Owl allows a user to define a custom rule and expose it to other users to apply.

Rule Templates

Create a rule once using our rule template builder and re-use the rule across any column on any dataset. Owl will substitute the dataset and column that the rule applies to at runtime. This commonly saves hundreds of redundant rules that do the same thing but on different column names.

Rule Repository

Owl shares all of it's out of the box rules with each user/tenant. This makes it easy to get started quickly and let the team add common rules for specific use-cases.

Query Builder

Query builder will help generate SQL for more complex rules. You can apply to one or two tables (Table A on left and Table B on right). For different joins, you can apply a key or matching condition as well.

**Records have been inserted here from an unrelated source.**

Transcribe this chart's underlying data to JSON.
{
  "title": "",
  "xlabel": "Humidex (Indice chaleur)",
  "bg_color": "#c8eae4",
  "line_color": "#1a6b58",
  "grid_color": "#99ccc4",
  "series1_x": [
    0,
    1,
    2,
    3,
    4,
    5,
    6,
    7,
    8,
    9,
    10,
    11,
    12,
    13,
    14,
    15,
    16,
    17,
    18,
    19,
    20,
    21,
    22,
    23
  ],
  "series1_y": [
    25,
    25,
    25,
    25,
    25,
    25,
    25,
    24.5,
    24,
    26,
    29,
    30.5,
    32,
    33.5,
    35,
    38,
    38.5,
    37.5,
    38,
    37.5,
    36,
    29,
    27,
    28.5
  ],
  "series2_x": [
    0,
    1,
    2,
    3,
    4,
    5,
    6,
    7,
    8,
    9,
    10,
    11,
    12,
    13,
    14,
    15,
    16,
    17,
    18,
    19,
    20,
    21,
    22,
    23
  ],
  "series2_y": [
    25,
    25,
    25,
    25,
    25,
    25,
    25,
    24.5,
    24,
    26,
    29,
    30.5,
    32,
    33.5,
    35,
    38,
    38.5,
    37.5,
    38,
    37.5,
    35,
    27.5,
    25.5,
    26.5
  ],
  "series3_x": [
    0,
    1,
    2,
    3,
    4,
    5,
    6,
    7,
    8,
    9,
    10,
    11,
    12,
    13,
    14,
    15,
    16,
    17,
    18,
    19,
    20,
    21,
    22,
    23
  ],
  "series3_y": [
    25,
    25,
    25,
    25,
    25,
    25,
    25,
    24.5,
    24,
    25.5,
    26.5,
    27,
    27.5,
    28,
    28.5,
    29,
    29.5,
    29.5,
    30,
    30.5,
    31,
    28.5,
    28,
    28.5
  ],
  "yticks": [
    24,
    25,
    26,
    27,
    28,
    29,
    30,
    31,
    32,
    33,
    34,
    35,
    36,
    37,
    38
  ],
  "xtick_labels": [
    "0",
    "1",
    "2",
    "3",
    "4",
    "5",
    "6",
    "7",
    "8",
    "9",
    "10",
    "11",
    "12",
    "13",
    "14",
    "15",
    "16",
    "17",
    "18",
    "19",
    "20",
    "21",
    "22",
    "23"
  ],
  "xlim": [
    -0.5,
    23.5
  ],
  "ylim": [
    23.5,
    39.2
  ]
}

(Optional) Start by searching for table B on the right, to set a key for the join condition
Input conditions and click SQL statement to generate example syntax

Native SQL

If you have rules already written in Oracle, Sybase, or DB2 syntax - Copy/Paste the rule directly into the Native SQL section.

Stat Rules

One really powerful technique is to access the profile statistics in your rules. These are typically sub-second operations that do not require scanning or iterating. There are several cases where SQL struggles to support rules, such as: isNull but not "null count" or nullRatio or nullPercent. Or having access to types without doing crazy cast() operations. These are simplified below, i.e. fname.$type == 'String'

select * from @dataset where
fname.$type != 'String' AND $rowCount < 800

Dataset Level Stat

Rule Example

Description

$totalTimeInSeconds

$totalTimeInSeconds > 25

alert when DQ job runs longer than 25 seconds.

$totalTimeInMinutes

$totalTimeInMinutes > 5

alert when DQ job runs longer than 5 mins.

$totalTimeInHours

$totalTimeInHours > 1

alert when DQ job runs longer than 1 hour.

$rowCount

$rowCount < 9000

alert when row count less than 9,000

$runId

$runId = '2020-01-24'

use the ${rd} variable in rules

Column Level Stat

Rule Example

Description

.$type

fname.$type != 'String'

alert when fname is not a string

.$min

fname.$min > 'apple'

lexicographical sort works for strings and numbers

.$minNum

age.$minNum > 13

type casted to a numeric for simple number checks

.$max

fname.$max > 'apple'

.$maxNum

age.$maxNum > 13

.$uniqueCount

id.$uniqueCount != $rowCount

alert when the uniqueCount of a field doesn't match the rowCount

.$uniqueRatio

gender.$uniqueRatio between .4 and .6

.$nullRatio

lname.$nullRatio not between .4 and .6

alert when the ratio of nulls no longer falls within acceptable range

.$nullPercent

lname.$nullPercent not between 40 and 60

alert when the percent of nulls no longer falls within acceptable range

.$nullCount

lname.$nullCount >= 1

test for a single null

.$emptyRatio

nc.$emptyRatio > 0.2

alert when the ratio of empties no longer falls within acceptable range

.$emptyPercent

nc.$emptyPercent > 20

alert when the percent of empties no longer falls within acceptable range

.$emptyCount

.$mixedTypeRatio

nc.$mixedTypeRatio > 0.2

.$mixedTypePercent

nc.$mixedTypeRatio > 20

alert when the percent of mixed data types

no longer falls within acceptable range.

i.e. Strings and Ints in the same field

.$mixedTypeCount

id.$mixedTypeCount >= 1

Known limitation. Cannot combine stat rules or distribution rules with regex rules in the same rule. Example car_vin rlike '$[asdf][0-9]' and car_vin.$uniqueCount

Distribution Rule

There is a common case in DQ where you want to know the distribution of a columns value. Meaning if you have gender there may be an expectation that 40-60% are males and 40-60% are females if the dataset is large and represents the population. This can be rather hard or expensive to express in vanilla SQL, but is very easy with the below syntax.

gender['Male'].$uniquePercent between 40 and 60

Column Value Level

Rule

.$uniqueCount

credit_rating['FAIR'].$uniqueCount > 7

.$uniquePercent

credit_rating['GOOD'].uniquePercent between 40 and 60

Quick Tips

If joining more than one data source, make sure both sets of drivers are in the -lib. Or separately supply a -libsrc pointing to the appropriate directory/jar file location.

SQL Freeform uses Spark sql syntax.

Native SQL uses your native DB syntax. The score is total break records / rows from owlcheck scan.